We manage because it is much worse for those who don’t live in the relative luxury we enjoy – those outside the gates of LAMB. Our ayahs turned up for work that morning as though nothing had happened even though we knew they would have had to save someone’s roof from blowing off somewhere and repairs to the damage caused by the rain to the mud walls of their homes would be needed before they began to crumble in the heat – this all on top of their normal backbreaking daily work. But this is nothing new. Earlier in the week we had visited our ayah’s village and I’d seen a mass army of red ants (each nearly the size of your thumbnail) all over the clothes on the washing line, the trees, the furniture and food. They would drop off the tree branches and on to the back of your neck where you would have to fish them out fast or risk a nasty nip. At least the storms brought a brief respite from that.
We can enjoy the incredible storms from our concrete bari and they are incredible. The lightning fills the entire horizon, the rain comes down like marbles and the thunder roars like nothing on earth.
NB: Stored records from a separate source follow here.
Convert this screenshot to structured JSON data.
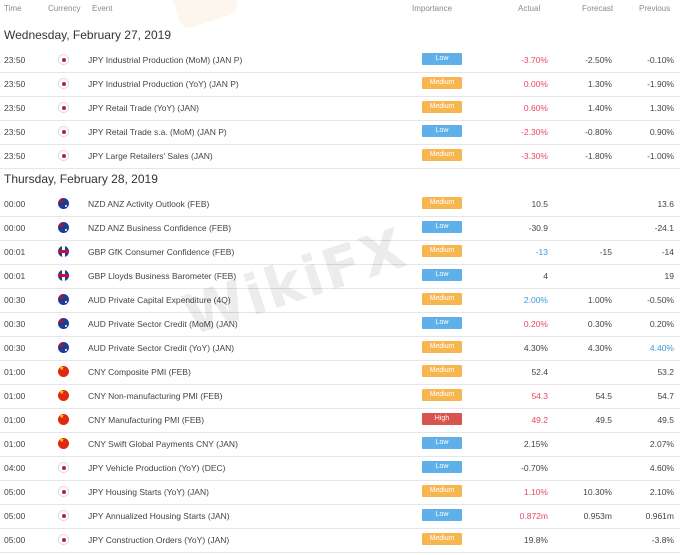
{
  "header": {
    "time": "Time",
    "currency": "Currency",
    "event": "Event",
    "importance": "Importance",
    "actual": "Actual",
    "forecast": "Forecast",
    "previous": "Previous"
  },
  "watermark": "WikiFX",
  "colors": {
    "low": "#5fb0e8",
    "medium": "#f7b650",
    "high": "#d9534f",
    "actual_red": "#e8475f",
    "actual_blue": "#3a9bd9"
  },
  "days": [
    {
      "date": "Wednesday, February 27, 2019",
      "rows": [
        {
          "time": "23:50",
          "flag": "jp",
          "event": "JPY Industrial Production (MoM) (JAN P)",
          "importance": "Low",
          "actual": "-3.70%",
          "actual_color": "red",
          "forecast": "-2.50%",
          "previous": "-0.10%",
          "previous_color": ""
        },
        {
          "time": "23:50",
          "flag": "jp",
          "event": "JPY Industrial Production (YoY) (JAN P)",
          "importance": "Medium",
          "actual": "0.00%",
          "actual_color": "red",
          "forecast": "1.30%",
          "previous": "-1.90%",
          "previous_color": ""
        },
        {
          "time": "23:50",
          "flag": "jp",
          "event": "JPY Retail Trade (YoY) (JAN)",
          "importance": "Medium",
          "actual": "0.60%",
          "actual_color": "red",
          "forecast": "1.40%",
          "previous": "1.30%",
          "previous_color": ""
        },
        {
          "time": "23:50",
          "flag": "jp",
          "event": "JPY Retail Trade s.a. (MoM) (JAN P)",
          "importance": "Low",
          "actual": "-2.30%",
          "actual_color": "red",
          "forecast": "-0.80%",
          "previous": "0.90%",
          "previous_color": ""
        },
        {
          "time": "23:50",
          "flag": "jp",
          "event": "JPY Large Retailers' Sales (JAN)",
          "importance": "Medium",
          "actual": "-3.30%",
          "actual_color": "red",
          "forecast": "-1.80%",
          "previous": "-1.00%",
          "previous_color": ""
        }
      ]
    },
    {
      "date": "Thursday, February 28, 2019",
      "rows": [
        {
          "time": "00:00",
          "flag": "nz",
          "event": "NZD ANZ Activity Outlook (FEB)",
          "importance": "Medium",
          "actual": "10.5",
          "actual_color": "",
          "forecast": "",
          "previous": "13.6",
          "previous_color": ""
        },
        {
          "time": "00:00",
          "flag": "nz",
          "event": "NZD ANZ Business Confidence (FEB)",
          "importance": "Low",
          "actual": "-30.9",
          "actual_color": "",
          "forecast": "",
          "previous": "-24.1",
          "previous_color": ""
        },
        {
          "time": "00:01",
          "flag": "gb",
          "event": "GBP GfK Consumer Confidence (FEB)",
          "importance": "Medium",
          "actual": "-13",
          "actual_color": "blue",
          "forecast": "-15",
          "previous": "-14",
          "previous_color": ""
        },
        {
          "time": "00:01",
          "flag": "gb",
          "event": "GBP Lloyds Business Barometer (FEB)",
          "importance": "Low",
          "actual": "4",
          "actual_color": "",
          "forecast": "",
          "previous": "19",
          "previous_color": ""
        },
        {
          "time": "00:30",
          "flag": "au",
          "event": "AUD Private Capital Expenditure (4Q)",
          "importance": "Medium",
          "actual": "2.00%",
          "actual_color": "blue",
          "forecast": "1.00%",
          "previous": "-0.50%",
          "previous_color": ""
        },
        {
          "time": "00:30",
          "flag": "au",
          "event": "AUD Private Sector Credit (MoM) (JAN)",
          "importance": "Low",
          "actual": "0.20%",
          "actual_color": "red",
          "forecast": "0.30%",
          "previous": "0.20%",
          "previous_color": ""
        },
        {
          "time": "00:30",
          "flag": "au",
          "event": "AUD Private Sector Credit (YoY) (JAN)",
          "importance": "Medium",
          "actual": "4.30%",
          "actual_color": "",
          "forecast": "4.30%",
          "previous": "4.40%",
          "previous_color": "blue"
        },
        {
          "time": "01:00",
          "flag": "cn",
          "event": "CNY Composite PMI (FEB)",
          "importance": "Medium",
          "actual": "52.4",
          "actual_color": "",
          "forecast": "",
          "previous": "53.2",
          "previous_color": ""
        },
        {
          "time": "01:00",
          "flag": "cn",
          "event": "CNY Non-manufacturing PMI (FEB)",
          "importance": "Medium",
          "actual": "54.3",
          "actual_color": "red",
          "forecast": "54.5",
          "previous": "54.7",
          "previous_color": ""
        },
        {
          "time": "01:00",
          "flag": "cn",
          "event": "CNY Manufacturing PMI (FEB)",
          "importance": "High",
          "actual": "49.2",
          "actual_color": "red",
          "forecast": "49.5",
          "previous": "49.5",
          "previous_color": ""
        },
        {
          "time": "01:00",
          "flag": "cn",
          "event": "CNY Swift Global Payments CNY (JAN)",
          "importance": "Low",
          "actual": "2.15%",
          "actual_color": "",
          "forecast": "",
          "previous": "2.07%",
          "previous_color": ""
        },
        {
          "time": "04:00",
          "flag": "jp",
          "event": "JPY Vehicle Production (YoY) (DEC)",
          "importance": "Low",
          "actual": "-0.70%",
          "actual_color": "",
          "forecast": "",
          "previous": "4.60%",
          "previous_color": ""
        },
        {
          "time": "05:00",
          "flag": "jp",
          "event": "JPY Housing Starts (YoY) (JAN)",
          "importance": "Medium",
          "actual": "1.10%",
          "actual_color": "red",
          "forecast": "10.30%",
          "previous": "2.10%",
          "previous_color": ""
        },
        {
          "time": "05:00",
          "flag": "jp",
          "event": "JPY Annualized Housing Starts (JAN)",
          "importance": "Low",
          "actual": "0.872m",
          "actual_color": "red",
          "forecast": "0.953m",
          "previous": "0.961m",
          "previous_color": ""
        },
        {
          "time": "05:00",
          "flag": "jp",
          "event": "JPY Construction Orders (YoY) (JAN)",
          "importance": "Medium",
          "actual": "19.8%",
          "actual_color": "",
          "forecast": "",
          "previous": "-3.8%",
          "previous_color": ""
        }
      ]
    }
  ]
}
It is truly beautiful.
But outside the gates it can be a matter of life and death. Complete villages in Bangladesh can be washed away when the local rivers flood their banks; we’ve had friends in tears several times when the storms we ooh’d and ah’d at the night before had ripped off their thin aluminium roof and exposed all their food and belongings; people storing the harvest newly gathered from their fields battle to save it all becoming water-logged and rotten – not even edible, let alone able to sell it.
And worst of all, the majestic, frightening and beautiful lightning kills people in this water-based country. There is little you can do if nature has decided it will be you. Even staying in your house is not going to keep you safe. In our first year here, lightning entered a home and killed the entire family of a teenage girl leaving her the only survivor with no protection from more distant family members who saw an opportunity to claim her father’s property. In the end, she was married off so that her property would become her husband’s. It was the only way to save her life and give her the protection she needed. I felt guilty that on that night I had been standing out in the refreshing rain with my family admiring the wonderful fireworks display from heaven, not realising it was re-writing a young girl’s life story.
Storms are not the only killer. A young boy was bitten by a snake on his way to school but had been advised that he would be alright by the local village wise man. This is not as daft as it might sound to Western ears; after all, snake bites are not uncommon here and are often fairly harmless. It was when the poison had gone all around this poor lad’s body causing it to swell and his organs began to fail that they brought him to LAMB. It was too late by then. The anti-venom here could have saved him.
Nature is very beautiful, but it is also a beast. There is nothing caring about it. The seasons come and go; the weather does what it will with no regard to what we need or our safety and gives much needed water to one man’s crops whilst destroying another’s life next door. I don’t know who first thought of nature as a ‘mother’ but I bet it wasn’t an Asian. That is a romantic thought only a Westerner has the luxury of thinking.